I am working on a CS paper, and I got stuck at some math related parts. I hope someone could help with below equations, more specifically whether I can determine there is a generic solution for them:
I have more than $n$ equations with n variables, but the equations are modulus equivalence values rather than actual equalities. (I can adjust the number of equations within a limit, but we can assume $j \sim 2n$, where $j$ is the number of equations) i.e.:
$d_1.c_{z,0,1} + d_2.c_{z,0,2} + ….. + d_n.c_{z,0,n} = 0 ($mod $a)$
$d_1.c_{z,1,1} + d_2.c_{z,1,2} + ….. + d_n.c_{z,1,n} = 0 ($mod $a)$
$d_1.c_{z,2,1} + d_2.c_{z,2,2} + ….. + d_n.c_{z,2,n} = 0 ($mod $a)$
….
$d_1.c_{z,j,1} + d_2.c_{z,j,2} + ….. + d_n.c_{z,j,n} = 0 ($mod $a)$
where $d_i$ are unknowns and $c_{z,j,i}$ are known coefficients. For each equation $j$, we have possibly different set of $c_{z,j,i}$ coefficients, where $j$ is the equation index and $z$ is the equation set index. $z$ is added to increase equation count, in case the number of equations are not enough to solve the system.
So, if the equations was not in modulus values, it would be easy to convert into a matrix and solve. But in this case, I am kind of stuck.
I also have managed to find some additional constraints, which would probably help solving this or determining there are no possible solutions.
- $a \in [2..k],$ where $k$ is an integer we pick, with a value $k \sim log(n)$ and equations holds for all values of $a$.
- $d_i \in \{-1,0,1\}$ for all $1 \leq i \leq n$.

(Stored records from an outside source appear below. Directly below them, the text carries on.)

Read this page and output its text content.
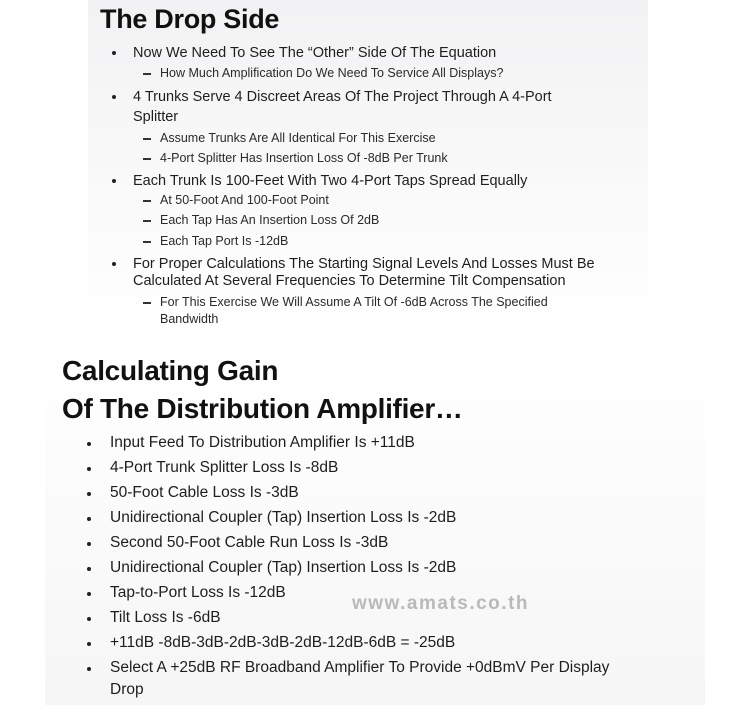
The Drop Side
Now We Need To See The “Other” Side Of The Equation
How Much Amplification Do We Need To Service All Displays?
4 Trunks Serve 4 Discreet Areas Of The Project Through A 4-Port
Splitter
Assume Trunks Are All Identical For This Exercise
4-Port Splitter Has Insertion Loss Of -8dB Per Trunk
Each Trunk Is 100-Feet With Two 4-Port Taps Spread Equally
At 50-Foot And 100-Foot Point
Each Tap Has An Insertion Loss Of 2dB
Each Tap Port Is -12dB
For Proper Calculations The Starting Signal Levels And Losses Must Be
Calculated At Several Frequencies To Determine Tilt Compensation
For This Exercise We Will Assume A Tilt Of -6dB Across The Specified
Bandwidth
Calculating Gain
Of The Distribution Amplifier…
Input Feed To Distribution Amplifier Is +11dB
4-Port Trunk Splitter Loss Is -8dB
50-Foot Cable Loss Is -3dB
Unidirectional Coupler (Tap) Insertion Loss Is -2dB
Second 50-Foot Cable Run Loss Is -3dB
Unidirectional Coupler (Tap) Insertion Loss Is -2dB
Tap-to-Port Loss Is -12dB
Tilt Loss Is -6dB
+11dB -8dB-3dB-2dB-3dB-2dB-12dB-6dB = -25dB
Select A +25dB RF Broadband Amplifier To Provide +0dBmV Per Display
Drop
www.amats.co.th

Now what I am trying to figure out is, is this equation system is solvable? If it is, is there any way to make it un-solvable by changing values of $k, a, z$ etc. selected numbers.
TL;DR;
I have a set of linear equations involving modular arithmetic and I am trying to figure out whether it is solvable.
NOTE: The obvious solution where $D_i=0$ is not considered as a solution for my case.
NOTE 2: If anything is not obvious or wrong, I would be happy to provide more details/explanations.
Thank you for any help or directions how to handle this.
Best Answer
We need the equations to be solvable $∀a∈[2,k]$. This means $$d_1 \cdot c_{z,0,1}+d_2 \cdot c_{z,0,2}+ \cdots + d_n \cdot c_{z,0,n} \equiv 0 \pmod{a} \tag 1$$ becomes
$$d_1 \cdot c_{z,0,1}+d_2 \cdot c_{z,0,2}+ \cdots + d_n \cdot c_{z,0,n} = k!t \tag 2$$
for some integer $t$. Since $d_i∈\{0,±1\}$ this bounds the coefficients $c_{z,α,β}$.
This implies that the inequality constructed for a single original equation
$$∑|c_{z,α,β}|≥k!,∀α,β \tag 3$$
is a a sharp bound for sufficiently large $k$.
We construct $j \sim 2n$ such sharp bounding inequalities, one for each original equation.
If $k$ does not satisfy any of those bounding inequalities of the type $(3)$ then the original equation is not solvable.